Las autoridades eclesiásticas han jugado históricamente un papel político. Lo han hecho al tomar posición frente a los asuntos sociales, económicos, culturales y morales. Nadie discute su derecho, y el de cualquier eclesiástico, a pronunciarse sobre los dilemas de este tiempo. Es lo que hace el Papa. El problema es, como siempre, el de los fines y los medios, el de la congruencia moral, en definitiva el de la decencia.
Errázuriz y Ezzati no imaginaban, por supuesto, que sus maniobras iban a trascender a la opinión pública. Tampoco lo imaginaban los empresarios y políticos que hoy enfrentan las indagaciones del Ministerio Público.
Vivimos en una época en que casi todo se termina sabiendo, lo cual obliga a las figuras públicas, y particularmente a quienes detentan cargos de representación, altas funciones en el Estado y el sector privado, a ser prudentes y, en lo posible, rectos.
Con mayor razón deberían actuar así quienes, por representar a una institución religiosa, se han acostumbrado a pontificar sobre el bien y el mal y a dar lecciones de moralidad a todo el mundo. Se trata de la cuestión de los escrúpulos, definitoria de los principios y la forma de actuar de cada ser humano. La cuestión es no dejarse impresionar por las apariencias: nos consta que las instituciones sirven no pocas veces para esconder las miserias humanas.
“Es un sinsentido invitar a Carlos Cruz- dice Errázuriz en un mail de abril de 2013-, que va a falsear la verdad, para que obtengan una buena información los obispos. Por lo demás, ¿cómo lo invitan a él, y no invitan además a quién presente las cosas desde nuestro punto de vista. Por otra parte, él va a utilizar la invitación para seguir dañando a la iglesia”.
¿A qué se refiere Errázuriz cuando dice “nuestro punto de vista”? ¿A la necesidad de combatir los abusos sexuales intramuros? No parece ser esa su preocupación, sino la urgencia de ahogar las afirmaciones de Cruz y demás víctimas de Karadima de que la jerarquía de la Iglesia no solo se tapó los ojos ante las fechorías, sino que tuvo una actitud de connivencia con los culpables. Eso es lo que le provoca mayor desazón. “La serpiente no prevalece”, proclama al final de ese mail, seguro de encarnar la pureza y seguro también de que sus adversarios representan al demonio.

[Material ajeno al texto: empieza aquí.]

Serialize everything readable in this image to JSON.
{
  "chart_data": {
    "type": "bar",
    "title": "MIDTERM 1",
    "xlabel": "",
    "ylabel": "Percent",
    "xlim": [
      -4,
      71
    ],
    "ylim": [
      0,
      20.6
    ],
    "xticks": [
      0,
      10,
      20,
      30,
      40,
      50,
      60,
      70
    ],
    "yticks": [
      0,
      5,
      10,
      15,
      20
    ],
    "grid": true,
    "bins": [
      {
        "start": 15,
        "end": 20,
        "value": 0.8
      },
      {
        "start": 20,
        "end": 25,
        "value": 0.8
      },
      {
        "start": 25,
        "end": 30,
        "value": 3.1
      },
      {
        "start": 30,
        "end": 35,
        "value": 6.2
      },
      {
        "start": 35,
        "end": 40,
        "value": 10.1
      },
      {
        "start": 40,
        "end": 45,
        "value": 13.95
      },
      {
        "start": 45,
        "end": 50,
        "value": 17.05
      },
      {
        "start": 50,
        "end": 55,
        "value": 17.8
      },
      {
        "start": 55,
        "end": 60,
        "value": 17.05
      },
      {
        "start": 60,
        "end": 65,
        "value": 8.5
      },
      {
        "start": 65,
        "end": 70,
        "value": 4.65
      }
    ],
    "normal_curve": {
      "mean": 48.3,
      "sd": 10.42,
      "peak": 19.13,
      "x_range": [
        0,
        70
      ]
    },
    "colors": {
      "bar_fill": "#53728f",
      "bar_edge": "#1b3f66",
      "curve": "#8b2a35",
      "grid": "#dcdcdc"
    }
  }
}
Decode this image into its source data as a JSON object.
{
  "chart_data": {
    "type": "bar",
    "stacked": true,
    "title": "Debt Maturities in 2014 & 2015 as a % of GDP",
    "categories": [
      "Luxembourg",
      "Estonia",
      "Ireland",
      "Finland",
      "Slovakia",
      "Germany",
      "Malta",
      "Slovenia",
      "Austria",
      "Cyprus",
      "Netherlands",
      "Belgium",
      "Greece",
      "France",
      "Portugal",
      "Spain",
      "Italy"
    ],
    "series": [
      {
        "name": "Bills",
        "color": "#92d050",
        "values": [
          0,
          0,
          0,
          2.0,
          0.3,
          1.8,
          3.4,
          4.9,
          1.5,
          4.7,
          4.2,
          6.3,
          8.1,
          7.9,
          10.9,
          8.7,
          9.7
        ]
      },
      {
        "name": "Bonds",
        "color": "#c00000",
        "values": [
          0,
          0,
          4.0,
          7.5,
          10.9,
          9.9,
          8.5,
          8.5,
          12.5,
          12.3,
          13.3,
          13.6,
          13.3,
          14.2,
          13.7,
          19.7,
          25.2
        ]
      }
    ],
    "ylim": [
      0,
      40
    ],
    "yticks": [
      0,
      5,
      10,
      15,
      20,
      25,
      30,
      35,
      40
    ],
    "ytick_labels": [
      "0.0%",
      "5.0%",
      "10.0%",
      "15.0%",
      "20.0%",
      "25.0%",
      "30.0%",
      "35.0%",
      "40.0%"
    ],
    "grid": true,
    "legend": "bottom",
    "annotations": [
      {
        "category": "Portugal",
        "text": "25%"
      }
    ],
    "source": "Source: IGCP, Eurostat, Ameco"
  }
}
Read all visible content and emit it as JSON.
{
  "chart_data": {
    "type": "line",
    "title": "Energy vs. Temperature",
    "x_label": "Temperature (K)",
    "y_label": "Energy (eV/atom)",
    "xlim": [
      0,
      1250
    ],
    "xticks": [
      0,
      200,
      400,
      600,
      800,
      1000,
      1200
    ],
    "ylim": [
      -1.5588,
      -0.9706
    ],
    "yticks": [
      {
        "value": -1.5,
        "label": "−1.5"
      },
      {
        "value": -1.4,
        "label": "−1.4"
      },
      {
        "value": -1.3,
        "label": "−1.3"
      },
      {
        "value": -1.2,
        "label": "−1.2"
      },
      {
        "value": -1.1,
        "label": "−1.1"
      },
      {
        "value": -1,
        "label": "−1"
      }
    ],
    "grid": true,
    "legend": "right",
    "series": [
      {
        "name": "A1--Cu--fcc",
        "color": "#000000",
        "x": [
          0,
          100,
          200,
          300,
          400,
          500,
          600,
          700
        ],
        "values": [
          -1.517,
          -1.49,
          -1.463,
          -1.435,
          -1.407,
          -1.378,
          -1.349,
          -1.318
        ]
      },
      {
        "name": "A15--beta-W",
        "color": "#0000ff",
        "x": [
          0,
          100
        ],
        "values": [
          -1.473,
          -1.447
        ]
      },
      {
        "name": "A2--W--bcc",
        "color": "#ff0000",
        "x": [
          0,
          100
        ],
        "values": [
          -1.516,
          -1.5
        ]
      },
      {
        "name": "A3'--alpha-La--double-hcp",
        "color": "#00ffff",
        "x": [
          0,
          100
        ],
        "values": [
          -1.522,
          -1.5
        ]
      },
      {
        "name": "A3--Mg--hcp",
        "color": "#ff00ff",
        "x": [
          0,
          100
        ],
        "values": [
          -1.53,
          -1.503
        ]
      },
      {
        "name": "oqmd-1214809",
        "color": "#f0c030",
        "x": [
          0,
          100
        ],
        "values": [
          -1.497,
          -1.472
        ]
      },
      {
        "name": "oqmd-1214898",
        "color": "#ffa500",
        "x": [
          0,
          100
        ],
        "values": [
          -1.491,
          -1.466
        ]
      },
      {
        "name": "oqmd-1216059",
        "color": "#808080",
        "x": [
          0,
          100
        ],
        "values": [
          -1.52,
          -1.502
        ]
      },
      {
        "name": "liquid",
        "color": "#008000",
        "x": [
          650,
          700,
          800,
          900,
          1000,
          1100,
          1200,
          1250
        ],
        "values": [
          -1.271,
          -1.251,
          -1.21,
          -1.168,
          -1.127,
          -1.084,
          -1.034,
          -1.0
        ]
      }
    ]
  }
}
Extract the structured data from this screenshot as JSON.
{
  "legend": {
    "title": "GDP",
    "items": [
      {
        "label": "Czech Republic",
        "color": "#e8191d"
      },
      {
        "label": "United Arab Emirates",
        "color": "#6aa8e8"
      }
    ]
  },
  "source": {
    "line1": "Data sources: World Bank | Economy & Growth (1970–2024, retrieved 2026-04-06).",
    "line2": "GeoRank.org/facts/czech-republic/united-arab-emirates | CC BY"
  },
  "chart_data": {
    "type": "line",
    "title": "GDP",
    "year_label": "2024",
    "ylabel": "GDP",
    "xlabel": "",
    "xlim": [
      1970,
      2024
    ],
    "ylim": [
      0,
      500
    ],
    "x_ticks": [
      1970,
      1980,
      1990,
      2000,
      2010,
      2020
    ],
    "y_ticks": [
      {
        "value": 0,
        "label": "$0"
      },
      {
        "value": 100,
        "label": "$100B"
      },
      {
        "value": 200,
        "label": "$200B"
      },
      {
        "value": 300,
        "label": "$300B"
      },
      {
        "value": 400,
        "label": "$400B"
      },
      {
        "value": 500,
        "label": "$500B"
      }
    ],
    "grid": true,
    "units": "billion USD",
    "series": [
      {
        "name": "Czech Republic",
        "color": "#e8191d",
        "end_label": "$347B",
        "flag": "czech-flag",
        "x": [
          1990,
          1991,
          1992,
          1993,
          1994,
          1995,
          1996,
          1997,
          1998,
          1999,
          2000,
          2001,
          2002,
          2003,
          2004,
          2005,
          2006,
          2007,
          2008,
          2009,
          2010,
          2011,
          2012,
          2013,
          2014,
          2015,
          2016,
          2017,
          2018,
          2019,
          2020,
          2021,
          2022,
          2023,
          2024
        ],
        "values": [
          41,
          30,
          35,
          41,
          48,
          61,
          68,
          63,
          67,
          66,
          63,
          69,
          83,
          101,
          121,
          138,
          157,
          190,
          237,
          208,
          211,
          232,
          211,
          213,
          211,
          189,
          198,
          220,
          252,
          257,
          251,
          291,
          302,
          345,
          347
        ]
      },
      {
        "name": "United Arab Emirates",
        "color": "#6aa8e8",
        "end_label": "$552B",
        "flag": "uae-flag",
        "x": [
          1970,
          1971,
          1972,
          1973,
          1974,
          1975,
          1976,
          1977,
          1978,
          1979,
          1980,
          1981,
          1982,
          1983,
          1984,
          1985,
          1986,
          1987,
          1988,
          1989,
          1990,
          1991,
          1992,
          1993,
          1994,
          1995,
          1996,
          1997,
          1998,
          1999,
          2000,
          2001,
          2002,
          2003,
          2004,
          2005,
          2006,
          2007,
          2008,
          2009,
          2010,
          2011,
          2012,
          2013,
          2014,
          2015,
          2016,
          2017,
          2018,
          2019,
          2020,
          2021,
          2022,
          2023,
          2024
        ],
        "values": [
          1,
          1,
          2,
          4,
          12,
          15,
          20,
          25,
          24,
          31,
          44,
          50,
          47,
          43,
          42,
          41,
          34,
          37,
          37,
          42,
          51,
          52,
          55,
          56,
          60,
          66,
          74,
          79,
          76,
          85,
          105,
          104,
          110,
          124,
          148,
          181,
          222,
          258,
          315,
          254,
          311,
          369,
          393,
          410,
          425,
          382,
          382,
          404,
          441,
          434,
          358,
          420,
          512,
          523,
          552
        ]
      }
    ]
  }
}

Es muy cierto que el hábito no hace al monje. Y que los ropajes cardenalicios no sirven para cubrir la inanidad moral. Es legítimo, entonces, que los católicos levanten la voz, pidan cuentas y exijan transparencia. El ambiente de opacidad y secreto que ha predominado dentro de la Iglesia por mucho tiempo es el que ha facilitado las cosas a los abusadores de toda clase.
La lucha por la decencia no debe detenerse ante ningún muro. En una sociedad abierta como la que queremos tener, los ciudadanos no debemos dejarnos intimidar por ningún poder, ni político, ni económico, ni militar, ni gremial, ni comunicacional, ni eclesiástico. Nos asiste el derecho de criticar a cualquiera que abuse del poder que ostenta.